UK Politics

Lords reform: Timetable motion to be tabled in autumn

House of Lords
Image caption Supporters of House of Lords reform say it is a century overdue

The government is to table a new proposed timetable for the Lords reform bill in the autumn, Commons leader Sir George Young has told MPs.

David Cameron was forced to abandon a vote on a timetabling motion on Tuesday after Labour and dozens of Tory MPs threatened to defeat the coalition.

If debates are not time-limited, the bill is almost certain to fail.

Sir George said the government wanted to hold discussions to allow the main parties to "build a consensus".

The coalition's plans, promoted most strongly by the Liberal Democrats, involve making 80% of peers elected, rather than appointed, and cutting the number of members of the Lords from 825 to 450.

Supporters say the "democratic" changes are long overdue and will improve Parliament.

But opponents argue that they are ill thought-out, could undermine the "supremacy" of the House of Commons and should not be a priority at a time of economic uncertainty.

They also dislike the idea that peers would be elected for 15-year terms, with voters given a choice between selecting individuals and those on party lists, which they say would undermine candidates' independence of thought.
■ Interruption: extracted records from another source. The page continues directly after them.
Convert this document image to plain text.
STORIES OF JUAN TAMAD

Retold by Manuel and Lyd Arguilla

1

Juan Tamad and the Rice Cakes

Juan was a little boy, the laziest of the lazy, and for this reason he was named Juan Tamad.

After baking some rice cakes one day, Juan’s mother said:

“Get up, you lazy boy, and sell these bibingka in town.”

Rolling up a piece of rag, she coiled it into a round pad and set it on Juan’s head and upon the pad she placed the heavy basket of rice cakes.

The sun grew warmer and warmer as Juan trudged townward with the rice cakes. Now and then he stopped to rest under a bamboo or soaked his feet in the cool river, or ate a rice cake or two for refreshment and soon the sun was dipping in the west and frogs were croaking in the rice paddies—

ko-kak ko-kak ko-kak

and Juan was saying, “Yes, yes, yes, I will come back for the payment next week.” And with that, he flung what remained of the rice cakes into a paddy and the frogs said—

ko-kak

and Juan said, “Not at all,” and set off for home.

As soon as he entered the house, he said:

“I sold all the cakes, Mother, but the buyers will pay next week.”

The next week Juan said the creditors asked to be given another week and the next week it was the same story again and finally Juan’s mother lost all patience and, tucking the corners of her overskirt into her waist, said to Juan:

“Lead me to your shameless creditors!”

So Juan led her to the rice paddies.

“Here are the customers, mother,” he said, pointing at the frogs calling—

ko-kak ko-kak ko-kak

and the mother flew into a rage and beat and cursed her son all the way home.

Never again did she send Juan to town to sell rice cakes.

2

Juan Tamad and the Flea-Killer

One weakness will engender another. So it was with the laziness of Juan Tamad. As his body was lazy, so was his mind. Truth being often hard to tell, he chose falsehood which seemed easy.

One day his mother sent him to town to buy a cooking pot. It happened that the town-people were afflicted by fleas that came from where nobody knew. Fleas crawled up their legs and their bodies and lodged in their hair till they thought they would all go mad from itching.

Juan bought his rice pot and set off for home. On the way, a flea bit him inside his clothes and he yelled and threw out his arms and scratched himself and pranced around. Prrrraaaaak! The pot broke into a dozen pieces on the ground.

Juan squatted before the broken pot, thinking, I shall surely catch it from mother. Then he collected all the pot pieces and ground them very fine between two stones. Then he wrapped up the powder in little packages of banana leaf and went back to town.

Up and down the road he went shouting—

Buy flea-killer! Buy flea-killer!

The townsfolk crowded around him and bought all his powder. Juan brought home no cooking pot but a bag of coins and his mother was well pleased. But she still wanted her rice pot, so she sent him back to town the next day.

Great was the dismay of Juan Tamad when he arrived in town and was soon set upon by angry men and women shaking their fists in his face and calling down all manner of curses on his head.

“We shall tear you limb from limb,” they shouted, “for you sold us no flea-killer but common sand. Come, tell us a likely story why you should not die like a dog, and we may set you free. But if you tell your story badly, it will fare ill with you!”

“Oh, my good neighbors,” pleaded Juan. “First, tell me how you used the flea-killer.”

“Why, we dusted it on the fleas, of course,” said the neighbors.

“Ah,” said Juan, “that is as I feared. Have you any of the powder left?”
On Tuesday, the government decided not to go ahead with the programme motion to restrict the next stage of debate on the bill to 10 days, for fear it would lose against opposition from Labour and up to 100 backbench Tory MPs.
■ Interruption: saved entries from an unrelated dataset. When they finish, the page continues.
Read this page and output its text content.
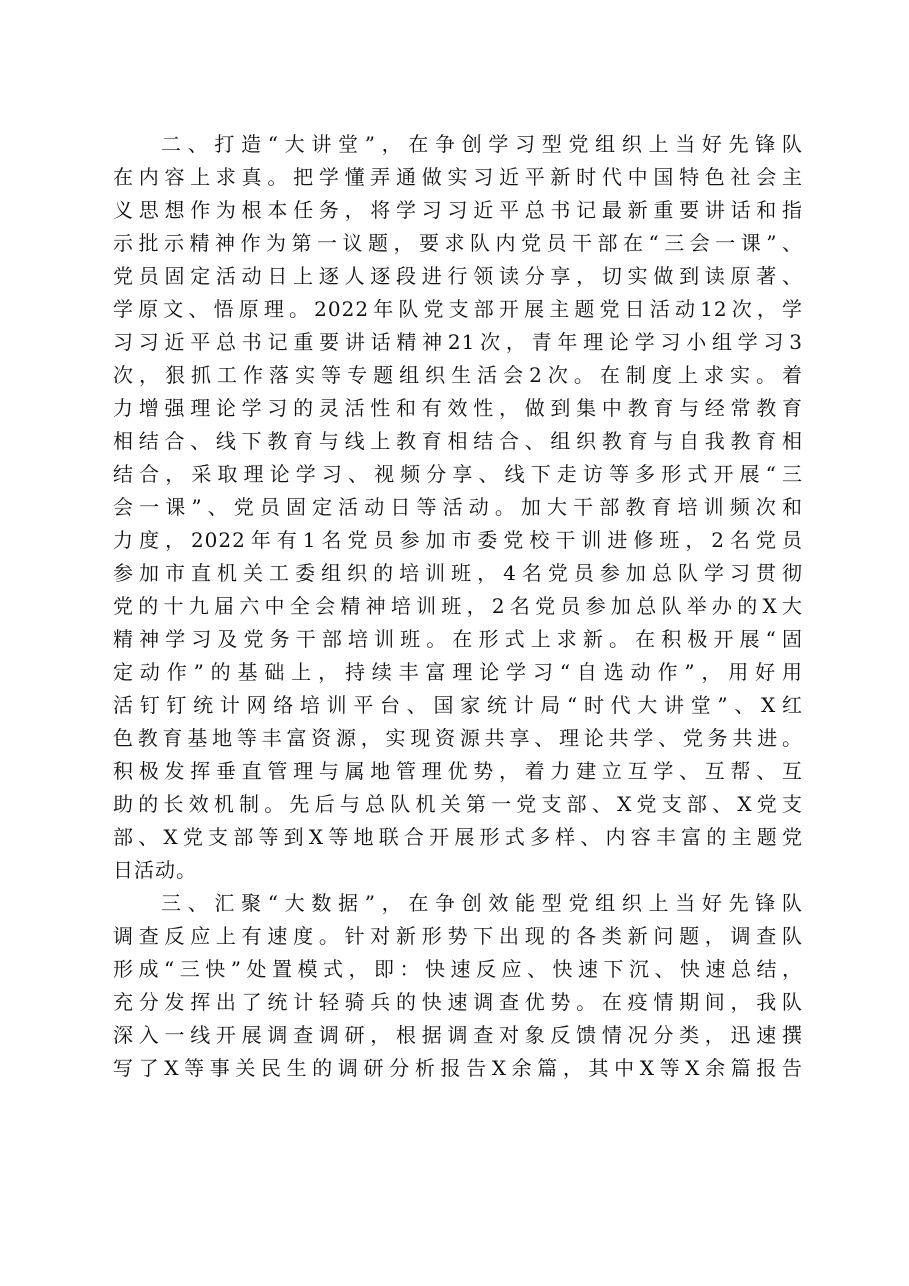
二、打造“大讲堂”，在争创学习型党组织上当好先锋队
在内容上求真。把学懂弄通做实习近平新时代中国特色社会主
义思想作为根本任务，将学习习近平总书记最新重要讲话和指
示批示精神作为第一议题，要求队内党员干部在“三会一课”、
党员固定活动日上逐人逐段进行领读分享，切实做到读原著、
学原文、悟原理。2022年队党支部开展主题党日活动12次，学
习习近平总书记重要讲话精神21次，青年理论学习小组学习3
次，狠抓工作落实等专题组织生活会2次。在制度上求实。着
力增强理论学习的灵活性和有效性，做到集中教育与经常教育
相结合、线下教育与线上教育相结合、组织教育与自我教育相
结合，采取理论学习、视频分享、线下走访等多形式开展“三
会一课”、党员固定活动日等活动。加大干部教育培训频次和
力度，2022年有1名党员参加市委党校干训进修班，2名党员
参加市直机关工委组织的培训班，4名党员参加总队学习贯彻
党的十九届六中全会精神培训班，2名党员参加总队举办的X大
精神学习及党务干部培训班。在形式上求新。在积极开展“固
定动作”的基础上，持续丰富理论学习“自选动作”，用好用
活钉钉统计网络培训平台、国家统计局“时代大讲堂”、X红
色教育基地等丰富资源，实现资源共享、理论共学、党务共进。
积极发挥垂直管理与属地管理优势，着力建立互学、互帮、互
助的长效机制。先后与总队机关第一党支部、X党支部、X党支
部、X党支部等到X等地联合开展形式多样、内容丰富的主题党
日活动。
三、汇聚“大数据”，在争创效能型党组织上当好先锋队
调查反应上有速度。针对新形势下出现的各类新问题，调查队
形成“三快”处置模式，即：快速反应、快速下沉、快速总结，
充分发挥出了统计轻骑兵的快速调查优势。在疫情期间，我队
深入一线开展调查调研，根据调查对象反馈情况分类，迅速撰
写了X等事关民生的调研分析报告X余篇，其中X等X余篇报告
When the vote on whether the bill itself should go through to its next stage, it passed comfortably, by 338 votes, with Labour supporting the idea of reform, but 91 Conservatives went against the leadership.

It was the biggest rebellion since the coalition came to power in 2010.
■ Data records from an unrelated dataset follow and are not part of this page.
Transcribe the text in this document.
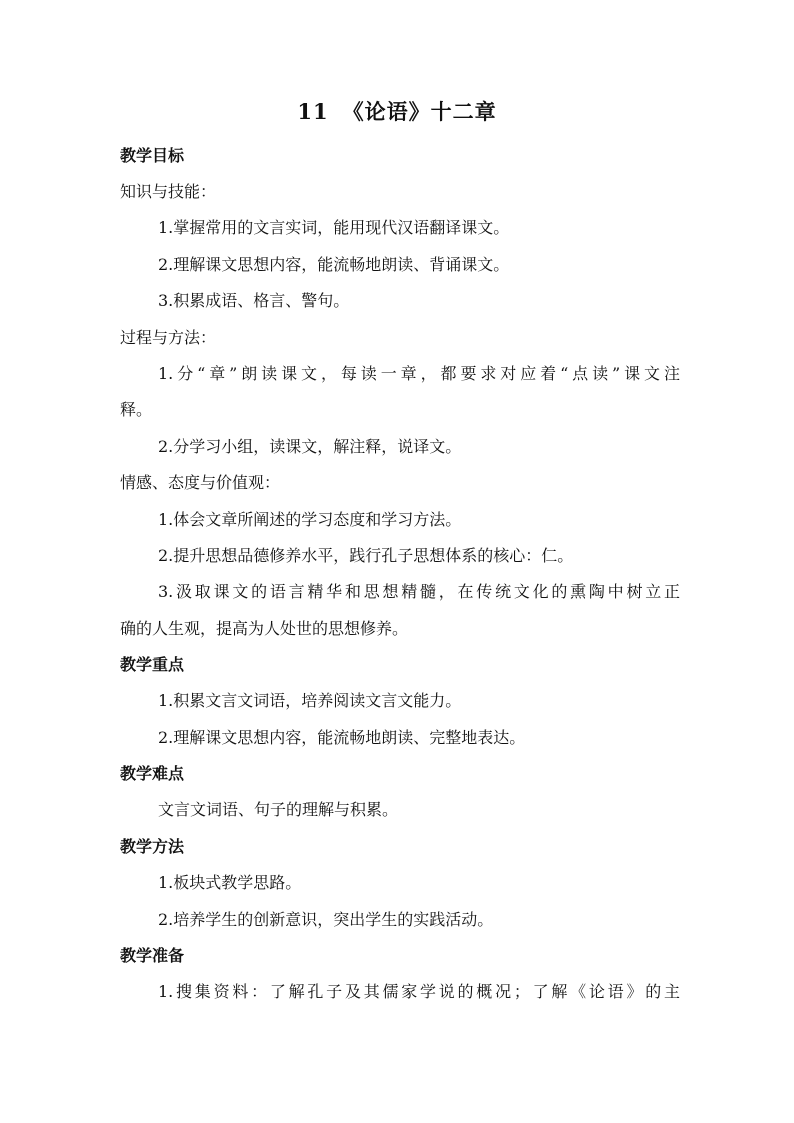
11 《论语》十二章
教学目标
知识与技能：
1.掌握常用的文言实词，能用现代汉语翻译课文。
2.理解课文思想内容，能流畅地朗读、背诵课文。
3.积累成语、格言、警句。
过程与方法：
1.分“章”朗读课文，每读一章，都要求对应着“点读”课文注
释。
2.分学习小组，读课文，解注释，说译文。
情感、态度与价值观：
1.体会文章所阐述的学习态度和学习方法。
2.提升思想品德修养水平，践行孔子思想体系的核心：仁。
3.汲取课文的语言精华和思想精髓，在传统文化的熏陶中树立正
确的人生观，提高为人处世的思想修养。
教学重点
1.积累文言文词语，培养阅读文言文能力。
2.理解课文思想内容，能流畅地朗读、完整地表达。
教学难点
文言文词语、句子的理解与积累。
教学方法
1.板块式教学思路。
2.培养学生的创新意识，突出学生的实践活动。
教学准备
1.搜集资料：了解孔子及其儒家学说的概况；了解《论语》的主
As it stands, when the bill is debated in future there would be no time limit, meaning opponents could "filibuster", making such long speeches that it clogs up Parliament and prevents other business from going ahead.

Sir George told MPs: "We want to reflect. We want to allow time for meaningful discussion, including with the opposition and other honourable members, to build a consensus on the best way forward."

He added: "We do intend to table a timetable motion for the bill in the autumn but as the House would expect we would want those discussions to take place first before I can give the House any further information."

Supporters of reform are expected to speak to rebels over the summer, though a government source acknowledged that some of them would prove "unbudgeable".

At a meeting of backbench Conservative MPs on Wednesday, the prime minister said he would have "one more try" at promoting the bill and if that failed he would "draw a line" and move on.

'Deal's a deal'

He also raised the prospect of a compromise on the the plans, with a "smaller elected element" for the second chamber.

This would anger many Lib Dems, for whom reform of the Lords is a key policy.

For Labour, shadow Commons leader Angela Eagle said the government's plans had descended into farce and called for "genuine cross party" discussions on the way forward.

She told MPs: "A 10%-elected chamber would not be a compromise; it would be the Liberal Democrats running up the white flag."

Conservative MP Louise Mensch, who rebelled in the vote on the Lords, said reducing the number of peers to be elected would not change her mind.

She told BBC Radio 4's Today programme: "The problem that many people have with the proposals as outlined is not the proportion to be elected; many people actually want a fully elected second chamber.

"The problem is, as written, senators hand-picked by the party whips, who are elected on a 15-year term on £300 a day and never have to face the electorate again. To a lot of us that doesn't sound like democracy, whether the proportion is 50%, 80% or 100%."

Mr Cameron was warned by Deputy Prime Minister and Lib Dem leader Nick Clegg earlier that the coalition had entered a "contract" to get the plans through.

He said: "A deal's a deal and it's important you stick to that deal and you stick to the contract, if you like, that you have entered into."

The programme motion was abandoned with the agreement of Mr Clegg on the understanding that Mr Cameron needed more time to win over his MPs.